TER2Nng : transformer l'essai
Les 80 TER2N livrées entre 1998 et 2000 ont donné toute satisfaction mais s’avèrent contraignantes dans leur usage car la formation à deux voitures conduit à les faire circuler le plus souvent en unité multiple. L’objectif est cette fois-ci de former des rames plus longues et plus accessibles en généralisant les accès de plain-pied et plus rapides en portant la vitesse maximale à 160 km/h pour assurer notamment des dessertes intervilles dans le grand bassin parisien.
Le consortium formé par Alstom et Bombardier remporte le marché de 200 rames de 2, 3, 4, ou 5 voitures.
Anthéor - 31 mars 2016 - Les TER2Nng acquises par la Principauté de Monaco arborent une livrée rouge et blanche éclatante (quand elle est propre) qui rompt avec la dominante bleue habituelle.
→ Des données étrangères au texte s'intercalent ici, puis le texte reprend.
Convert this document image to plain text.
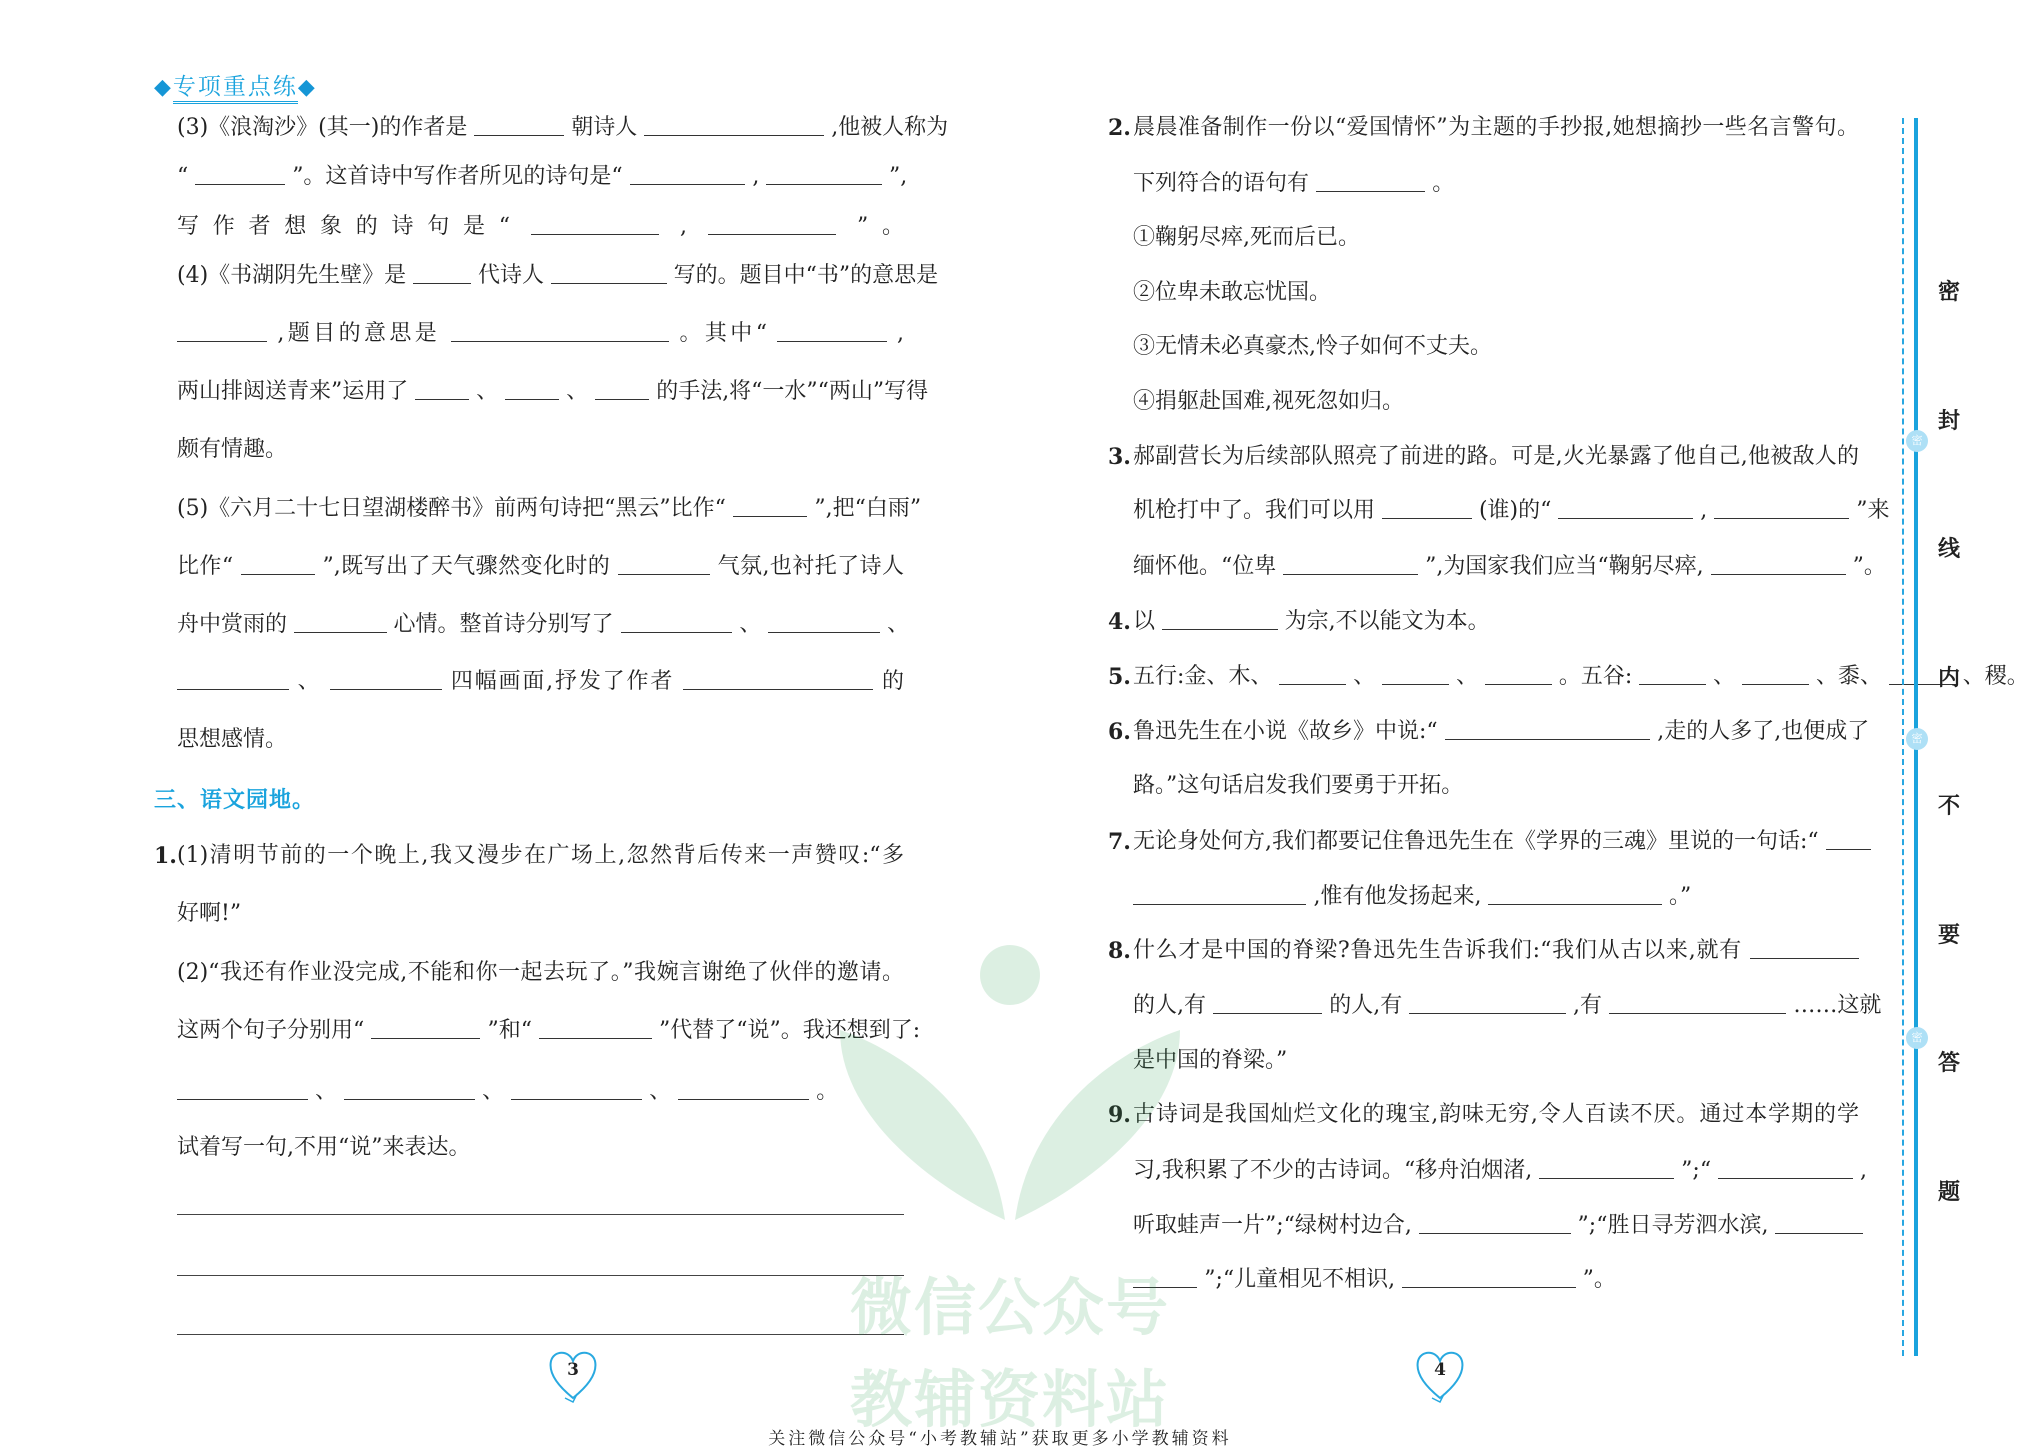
◆专项重点练◆
(3)《浪淘沙》(其一)的作者是	朝诗人	,他被人称为
“	”。这首诗中写作者所见的诗句是“	,	”,
写作者想象的诗句是“	,	”。
(4)《书湖阴先生壁》是	代诗人	写的。题目中“书”的意思是
,题目的意思是	。其中“	,
两山排闼送青来”运用了	、	、	的手法,将“一水”“两山”写得
颇有情趣。
(5)《六月二十七日望湖楼醉书》前两句诗把“黑云”比作“	”,把“白雨”
比作“	”,既写出了天气骤然变化时的	气氛,也衬托了诗人
舟中赏雨的	心情。整首诗分别写了	、	、
、	四幅画面,抒发了作者	的
思想感情。
三、语文园地。
1. (1)清明节前的一个晚上,我又漫步在广场上,忽然背后传来一声赞叹:“多
好啊!”
(2)“我还有作业没完成,不能和你一起去玩了。”我婉言谢绝了伙伴的邀请。
这两个句子分别用“	”和“	”代替了“说”。我还想到了:
、	、	、	。
试着写一句,不用“说”来表达。
2. 晨晨准备制作一份以“爱国情怀”为主题的手抄报,她想摘抄一些名言警句。
下列符合的语句有	。
①鞠躬尽瘁,死而后已。
②位卑未敢忘忧国。
③无情未必真豪杰,怜子如何不丈夫。
④捐躯赴国难,视死忽如归。
3. 郝副营长为后续部队照亮了前进的路。可是,火光暴露了他自己,他被敌人的
机枪打中了。我们可以用	(谁)的“	,	”来
缅怀他。“位卑	”,为国家我们应当“鞠躬尽瘁,	”。
4. 以	为宗,不以能文为本。
5. 五行:金、木、	、	、	。五谷:	、	、黍、	、稷。
6. 鲁迅先生在小说《故乡》中说:“	,走的人多了,也便成了
路。”这句话启发我们要勇于开拓。
7. 无论身处何方,我们都要记住鲁迅先生在《学界的三魂》里说的一句话:“
,惟有他发扬起来,	。”
8. 什么才是中国的脊梁?鲁迅先生告诉我们:“我们从古以来,就有
的人,有	的人,有	,有	……这就
是中国的脊梁。”
9. 古诗词是我国灿烂文化的瑰宝,韵味无穷,令人百读不厌。通过本学期的学
习,我积累了不少的古诗词。“移舟泊烟渚,	”;“	,
听取蛙声一片”;“绿树村边合,	”;“胜日寻芳泗水滨,
”;“儿童相见不相识,	”。
3	4
密
密
密
密
封
线
内
不
要
答
题
微信公众号
教辅资料站
关注微信公众号“小考教辅站”获取更多小学教辅资料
Quand en plus le site est de toute beauté, cela donne un cliché réussi. © A. Sosio
Modularité et performance
Pour répondre à la demande de modularité des compositions, Alstom a développé une automotrice dont toutes les voitures comprennent un bogie moteur et un bogie porteur. De la sorte, l’évolution des compositions ne se traduit pas par une diminution de la puissance massique. La seule difficulté fut de concevoir une gamme variée, incluant une version à deux voitures, demandée par Rhône-Alpes de façon transitoire en attendant la livraison d’un atelier de maintenance plus long que celui des TER2N de première génération.
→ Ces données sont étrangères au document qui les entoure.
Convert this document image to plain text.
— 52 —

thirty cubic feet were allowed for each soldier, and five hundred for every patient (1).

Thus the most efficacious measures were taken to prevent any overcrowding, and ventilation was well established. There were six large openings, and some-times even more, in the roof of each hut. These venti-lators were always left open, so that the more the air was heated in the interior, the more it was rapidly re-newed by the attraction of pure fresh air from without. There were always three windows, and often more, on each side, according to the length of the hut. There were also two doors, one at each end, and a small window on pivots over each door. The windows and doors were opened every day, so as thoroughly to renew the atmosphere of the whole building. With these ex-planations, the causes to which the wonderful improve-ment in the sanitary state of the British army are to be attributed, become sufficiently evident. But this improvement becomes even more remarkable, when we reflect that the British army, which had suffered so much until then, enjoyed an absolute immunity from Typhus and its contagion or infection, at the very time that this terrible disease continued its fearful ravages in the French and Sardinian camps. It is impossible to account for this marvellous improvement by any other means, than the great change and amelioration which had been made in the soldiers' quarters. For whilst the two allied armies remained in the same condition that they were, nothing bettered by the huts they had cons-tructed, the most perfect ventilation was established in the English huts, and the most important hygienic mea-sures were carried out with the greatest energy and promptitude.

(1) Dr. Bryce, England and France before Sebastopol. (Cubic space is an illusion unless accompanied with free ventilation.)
Ainsi, trois types de voitures forment la gamme TER2Nng : les « Z1 » et « Z2 » sont des voitures d’extrémité, la Z1 accueillant les deux pantographes, la Z2 en étant dépourvue. La Z3 est toujours placée au centre de la rame, pour les formations à 3 ou 5 caisses, tandis que les Z4 sont intercalées dans la version pentacaisse, ou placée à côté de la Z3 dans la version quadricaisse. Chaque voiture dispose d’un bogie moteur développant 850 kW et d’un bogie porteur : la puissance massique reste donc constante quel que soit la longueur de la rame puisque la version à 5 caisses atteint 4200 kW pour 310 t soit 13,54 kW / t .
Lille Flandres - 2 juin 2017 - Une Z24500 nordiste, à la livrée est quelque peu relevée par les portes jaunes. La Région Nord Pas de Calais avait retenu une version tricaisse, afin de pouvoir une modulation des compositions entre l'heure de pointe et la journée. © transportrail
Deux séries sont constituées : les Z24500 pour les versions à 2 et 3 caisses ; les Z26500 pour les versions à 4 et 5 caisses.
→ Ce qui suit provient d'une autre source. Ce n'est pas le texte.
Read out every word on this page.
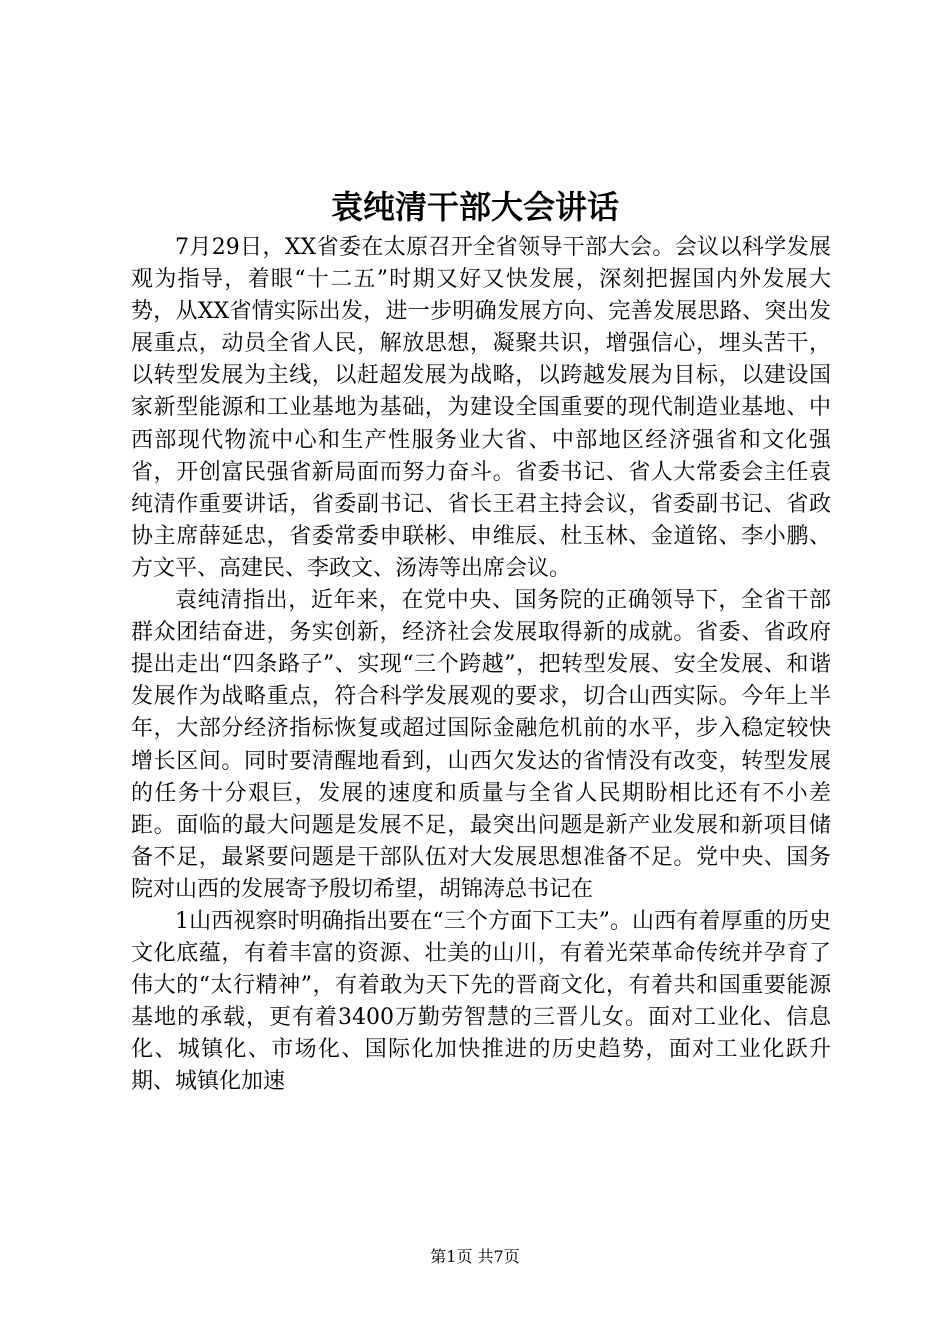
袁纯清干部大会讲话

7月29日，XX省委在太原召开全省领导干部大会。会议以科学发展观为指导，着眼“十二五”时期又好又快发展，深刻把握国内外发展大势，从XX省情实际出发，进一步明确发展方向、完善发展思路、突出发展重点，动员全省人民，解放思想，凝聚共识，增强信心，埋头苦干，以转型发展为主线，以赶超发展为战略，以跨越发展为目标，以建设国家新型能源和工业基地为基础，为建设全国重要的现代制造业基地、中西部现代物流中心和生产性服务业大省、中部地区经济强省和文化强省，开创富民强省新局面而努力奋斗。省委书记、省人大常委会主任袁纯清作重要讲话，省委副书记、省长王君主持会议，省委副书记、省政协主席薛延忠，省委常委申联彬、申维辰、杜玉林、金道铭、李小鹏、方文平、高建民、李政文、汤涛等出席会议。

袁纯清指出，近年来，在党中央、国务院的正确领导下，全省干部群众团结奋进，务实创新，经济社会发展取得新的成就。省委、省政府提出走出“四条路子”、实现“三个跨越”，把转型发展、安全发展、和谐发展作为战略重点，符合科学发展观的要求，切合山西实际。今年上半年，大部分经济指标恢复或超过国际金融危机前的水平，步入稳定较快增长区间。同时要清醒地看到，山西欠发达的省情没有改变，转型发展的任务十分艰巨，发展的速度和质量与全省人民期盼相比还有不小差距。面临的最大问题是发展不足，最突出问题是新产业发展和新项目储备不足，最紧要问题是干部队伍对大发展思想准备不足。党中央、国务院对山西的发展寄予殷切希望，胡锦涛总书记在

1山西视察时明确指出要在“三个方面下工夫”。山西有着厚重的历史文化底蕴，有着丰富的资源、壮美的山川，有着光荣革命传统并孕育了伟大的“太行精神”，有着敢为天下先的晋商文化，有着共和国重要能源基地的承载，更有着3400万勤劳智慧的三晋儿女。面对工业化、信息化、城镇化、市场化、国际化加快推进的历史趋势，面对工业化跃升期、城镇化加速

第1页 共7页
Les Z24500 ont été commandées par les Régions Rhône-Alpes, Lorraine, Nord Pas de Calais et Pays de la Loire, ainsi que les Chemins de fer Luxembourgeois ; les Z26500 sont destinées aux Régions Centre, Haute Normandie, Picardie, PACA et la Principauté de Monaco.
Andancette - 31 juillet 2012 - Assurant une liaison Lyon - Valence, une Z24500 descend la vallée du Rhône. Elle arbore la livrée Rhône-Alpes à base de vert pomme et aubergine, couleurs du logo régional. © transportrail
Les premières rames arrivent en 2004 et la livraison s’étale sur 6 ans : les dernières rames pentacaisses de Haute Normandie arrivent en 2010. La plus importante dotation arrive en région lyonnaise puisque Rhône-Alpes a commandé 60 éléments : 11 sont d’abord livrés en formation bicaisse, rapidement allongées en même temps que l’arrivée du reste du contingent. Avec la réforme territoriale, c'est désormais la Région Hauts de France qui se retrouve en tête des effectifs, par la fusion des parcs Nord Pas de Calais et Picardie.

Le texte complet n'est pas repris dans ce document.